WTO calls US state’s Boeing subsidies illegal in win for EU

(FILES) This file photo taken on April 27, 2012 shows the Boeing logo at Boeing's production facilities in North Charleston, South Carolina.  Boeing expects the US to appeal a World Trade Organization decision that struck down a plane-building subsidy offered by Washington state, company representatives said November 28, 2016.  Monday's decision by the WTO was a win for the European Union on behalf of Airbus, which had argued that a Washington state tax benefit to Boeing to build the 777x was an unfair subsidy.   / AFP PHOTO / PAUL J. RICHARDS
(FILES) This file photo taken on April 27, 2012 shows the Boeing logo at Boeing’s production facilities in North Charleston, South Carolina.
Boeing expects the US to appeal a World Trade Organization decision that struck down a plane-building subsidy offered by Washington state, company representatives said November 28, 2016. Monday’s decision by the WTO was a win for the European Union on behalf of Airbus, which had argued that a Washington state tax benefit to Boeing to build the 777x was an unfair subsidy.
/ AFP PHOTO / PAUL J. RICHARDS

GENEVA, Switzerland (AFP) – by Ben Simon

Subsidies given by the US state of Washington to Boeing are illegal, the World Trade Organization said Monday, in a victory for rival aircraft maker Airbus and the European Union.

The ruling from a WTO panel is the latest blow in a drawn out trans-Atlantic battle between the aviation industry’s two titans, which has seen both Airbus and Boeing score points along the way.

The WTO said that subsidies set up by Washington state to support production of Boeing’s 777X jet were “prohibited” as they encouraged the use of domestic materials, fuelling trade distortions.

The panel called for the subsidies to be withdrawn within 90 days.

Airbus was represented by the European Union in the case while the US federal government fought for Boeing and Washington state because companies and regional authorities do not have standing at the Geneva-based WTO.

Boeing said it expects the US to appeal the decision.

According to Airbus’s own estimates, Washington state has given Boeing tax breaks worth $8.7 billion (8.2 billion euros) in a scheme scheduled to run through 2040.

Boeing has dismissed those numbers, putting the benefits to date at a maximum of $1 billion.

“The 777X will not cost Boeing a single dollar to develop thanks to Washington State’s taxpayers,” Airbus president Fabrice Bregier said in a statement of the aircraft that is expected to be market ready by 2020.

“This cannot go on any longer.

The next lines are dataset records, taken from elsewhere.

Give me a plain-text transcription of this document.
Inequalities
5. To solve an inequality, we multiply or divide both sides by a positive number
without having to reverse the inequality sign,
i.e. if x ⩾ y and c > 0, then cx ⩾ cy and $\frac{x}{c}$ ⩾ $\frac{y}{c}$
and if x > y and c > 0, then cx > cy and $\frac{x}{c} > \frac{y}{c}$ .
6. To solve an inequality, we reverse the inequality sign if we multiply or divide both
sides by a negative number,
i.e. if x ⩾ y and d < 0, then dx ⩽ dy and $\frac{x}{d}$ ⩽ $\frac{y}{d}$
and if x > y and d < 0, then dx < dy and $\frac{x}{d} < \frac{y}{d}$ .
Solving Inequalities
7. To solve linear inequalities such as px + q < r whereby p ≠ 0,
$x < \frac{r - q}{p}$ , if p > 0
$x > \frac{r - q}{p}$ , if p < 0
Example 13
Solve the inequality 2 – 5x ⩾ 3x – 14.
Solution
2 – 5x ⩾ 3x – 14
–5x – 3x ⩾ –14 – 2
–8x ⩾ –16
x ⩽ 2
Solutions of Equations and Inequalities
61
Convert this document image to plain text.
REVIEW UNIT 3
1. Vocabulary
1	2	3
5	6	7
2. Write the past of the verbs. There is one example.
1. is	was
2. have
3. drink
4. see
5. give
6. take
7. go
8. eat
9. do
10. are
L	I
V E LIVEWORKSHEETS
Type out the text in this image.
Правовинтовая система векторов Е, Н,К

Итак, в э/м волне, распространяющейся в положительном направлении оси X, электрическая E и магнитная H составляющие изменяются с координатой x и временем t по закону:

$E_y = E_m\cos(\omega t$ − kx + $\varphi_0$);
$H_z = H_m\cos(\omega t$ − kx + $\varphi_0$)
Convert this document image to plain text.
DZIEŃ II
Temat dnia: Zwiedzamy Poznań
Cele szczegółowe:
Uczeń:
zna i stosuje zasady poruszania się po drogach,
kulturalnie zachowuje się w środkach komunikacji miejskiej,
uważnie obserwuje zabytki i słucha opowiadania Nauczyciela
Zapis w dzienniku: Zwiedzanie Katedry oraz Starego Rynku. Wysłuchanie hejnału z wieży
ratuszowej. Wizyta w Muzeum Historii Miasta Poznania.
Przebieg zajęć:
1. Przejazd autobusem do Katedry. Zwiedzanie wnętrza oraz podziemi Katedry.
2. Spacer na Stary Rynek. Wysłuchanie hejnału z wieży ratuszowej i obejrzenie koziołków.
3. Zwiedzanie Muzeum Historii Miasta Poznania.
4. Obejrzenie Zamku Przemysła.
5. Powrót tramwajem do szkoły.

It is time for the US Trade Representative to insist that Boeing cease its anti-competitive behaviour,” he added.

The WTO, which aims to create a level playing field in global trade, does not have the ability to force compliance with its rulings, but can approve retaliatory measures which in theory can pressure trade manipulators to fall into line.

Calling Monday’s ruling “an important victory for the EU,” the bloc’s trade commissioner Cecilia Malmstrom said she expected the United States “to respect the rules, uphold fair competition and withdraw these subsidies without any delay.”

Tit-for-tat 

The EU has meanwhile also been reprimanded by the WTO during the tit-for-tat conflict between Airbus and Boeing.

In September, a WTO panel found that Brussels had not respected a 2011 ruling ordering it to take steps to withdraw several support and subsidy programmes for Airbus.

The WTO did not put a value on those programmes but Boeing said they amounted to $22 billion worth of illegal support for Airbus development and sales.

The EU has appealed that decision, insisting that the subsidies in question had been discontinued.

Meanwhile, a separate 2012 WTO ruling on benefits Boeing received from federal, state and local governments in the US remains a source of dispute, with a report on the issue due out in the coming months.

A new industry-wide pact? 

Airbus Group chief executive Tom Enders described the seemingly never-ending spat with Boeing as “a ridiculous series of disputes initiated by the US.”

In seeking to move past drawn-out, costly and unforceable squabbles at the WTO, Enders called for an agreement “on a set of globally applicable rules for the support of the civil aircraft industry, which would benefit both sides of the Atlantic.”

He noted that the battle for aviation contracts was no longer just Airbus versus Boeing.

Aircraft maker Bombardier has received massive support from the Canadian government, while Russian and Asian firms have increasingly become market players, Enders said.

“We need a global framework,” he continued. “This WTO battle is a battle of the past which benefits only the armies of lawyers both sides employ for more than a decade.”